Gateway to British Art Prize 2025
Second place: Caterina Eastman
A young woman is staring at me. She’s the first in a line of schoolgirls who creep up to meet the viewer, two friends huddled beside her. There’s an expression they wear; one I know all too well. Pity. Their faces are laced with a little secret, too—like they’ve been talking about me. I couldn’t pass by Schoolgirls by Sir George Clausen, because its presence was like an oilpainted brick to the face. It’s a special kind of lonely to be a part of something, yet to be a part of it wrong. When you’re born as something—anything—you become part of an unspoken club with rules and expectations. Girls aren’t any different. But I was. When rules defy your soul, other people notice, and they make sure you know it. Schoolgirls presents fragments of womanhood in a way that forces the viewer to question social expectations of gender.
Our biological need for company is how humans conquered Earth. To follow social expectations is, at its core, survival. The schoolgirls exemplify female expectations. They wear polite colors that are easy on the eye, in poses that are proper, gentle, and well-trained. The woman in the back is dressed head to toe in black; even from afar, her presence is domineering. She’s making sure they stay in line.

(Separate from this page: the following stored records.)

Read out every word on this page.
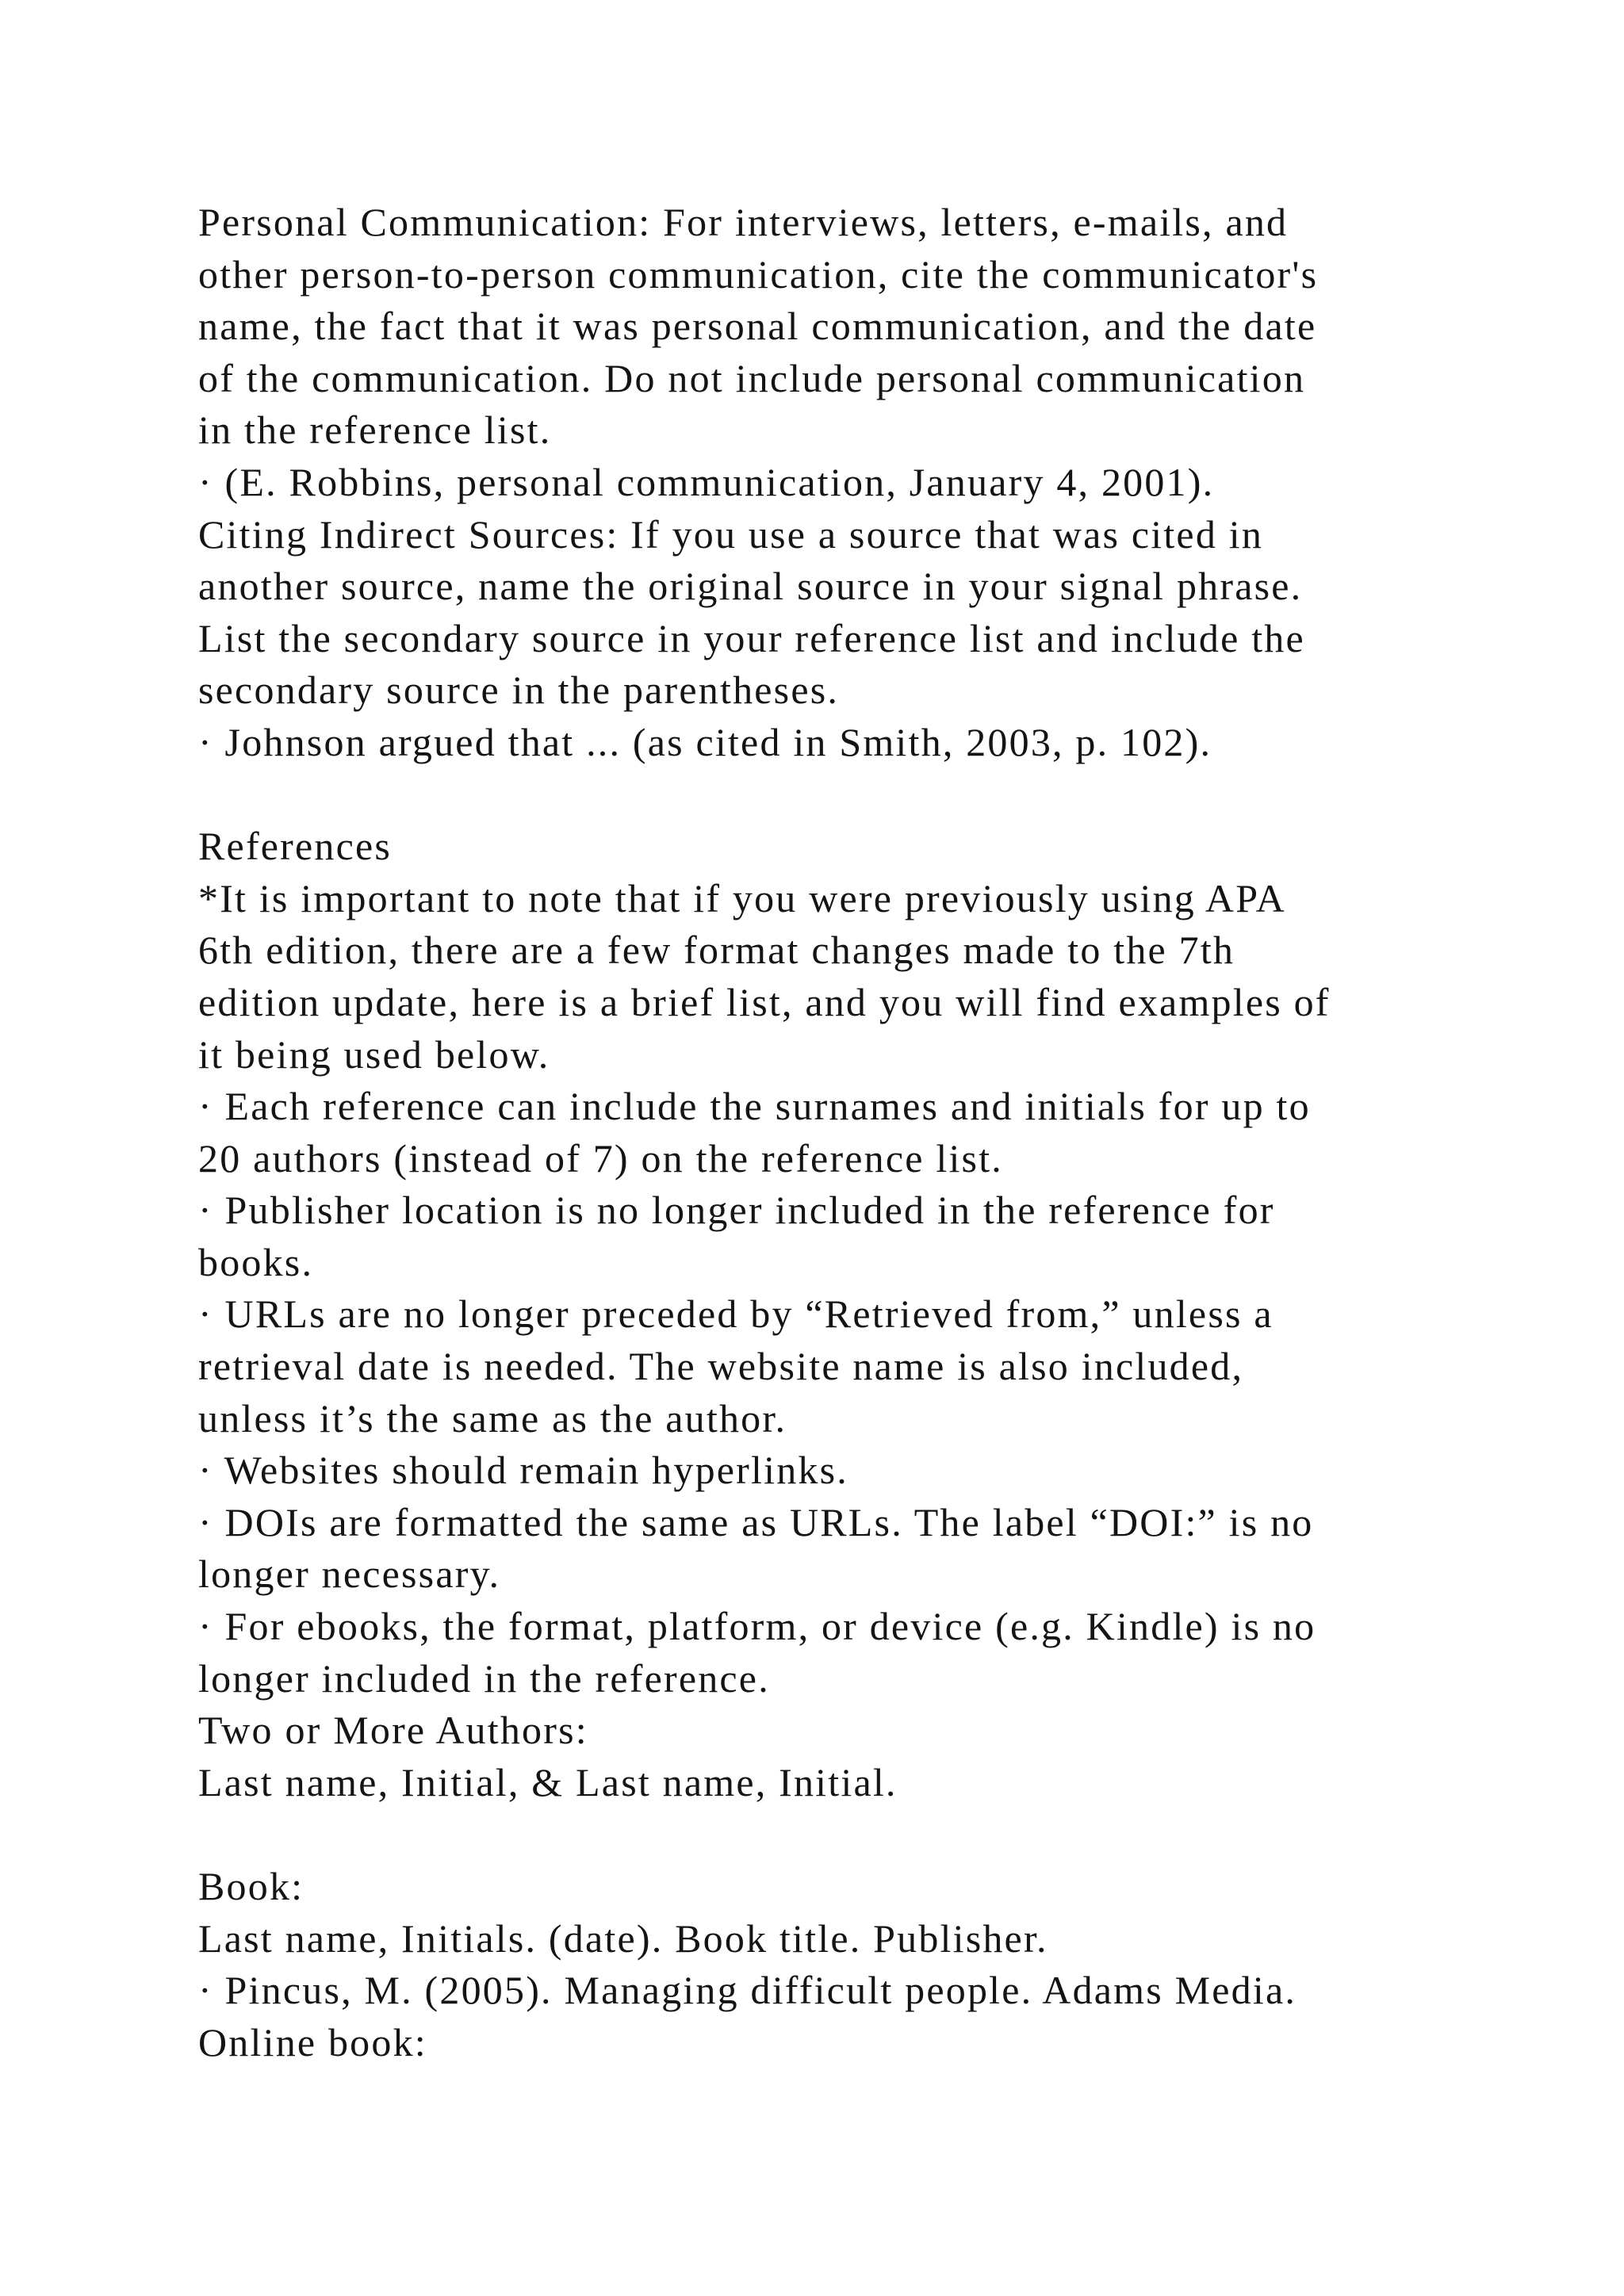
Personal Communication: For interviews, letters, e-mails, and
other person-to-person communication, cite the communicator's
name, the fact that it was personal communication, and the date
of the communication. Do not include personal communication
in the reference list.
· (E. Robbins, personal communication, January 4, 2001).
Citing Indirect Sources: If you use a source that was cited in
another source, name the original source in your signal phrase.
List the secondary source in your reference list and include the
secondary source in the parentheses.
· Johnson argued that ... (as cited in Smith, 2003, p. 102).
References
*It is important to note that if you were previously using APA
6th edition, there are a few format changes made to the 7th
edition update, here is a brief list, and you will find examples of
it being used below.
· Each reference can include the surnames and initials for up to
20 authors (instead of 7) on the reference list.
· Publisher location is no longer included in the reference for
books.
· URLs are no longer preceded by “Retrieved from,” unless a
retrieval date is needed. The website name is also included,
unless it’s the same as the author.
· Websites should remain hyperlinks.
· DOIs are formatted the same as URLs. The label “DOI:” is no
longer necessary.
· For ebooks, the format, platform, or device (e.g. Kindle) is no
longer included in the reference.
Two or More Authors:
Last name, Initial, & Last name, Initial.
Book:
Last name, Initials. (date). Book title. Publisher.
· Pincus, M. (2005). Managing difficult people. Adams Media.
Online book:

Growing up, I was messy, loud, geeky, and worst of all, I was weird. Girls were Nice and Normal, and they had everything in their notes color-coded in highlights with heart-dotted i’s. As a kid, I found myself the only girl in a group of boys, and the only “boy” in a group of girls. Different. Even now, although I’m closer in age to the young women in the painting, I connect instead to the old woman watching them from the street. She carries a bitterness I find myself in more than I care to admit. She’s holding two heavy-looking milk buckets. Perhaps she envies their wealth, their beauty, or adolescence. I remember a boy told me I had the face of an old lady. Maybe I had the jealousy of one, too. Femininity is associated with politeness, youth, and falling in love. Women are taught that they are on a timer before age steals those away. Yet, an older woman is still a woman. And I was still a girl—just not enough of one.
Boys had an inherent excuse to be everything I was. Girls were everything I couldn’t be. Many girls silently judged me. Their pity stung. I began to resent femininity. “I’m not like those girls,” I would brag. But secretly, I yearned to be free from the new box I put myself in. I liked “feminine” things like fashion, romance, gossip. There’s another girl in the painting, cut off by the edge of the canvas. At first, I thought she was a boy. She holds out a flower to the line of young girls who pay her little mind. I see her in my newfound acceptance—freedom from restrictive gender roles that leave no room for nuance of self. Even now, I’m still not used to incorporating femininity into my presentation, but I like it, and that’s enough.
It’s funny that a painting by a man could reflect my experience so intrusively. I wonder if George Clausen only intended for the male eye to see this work, deconstructing femininity like a zoo for men to gawk at. But perhaps because he was also looking in from the outside, he could paint the spectrum of womanhood, and I could find myself in all of them.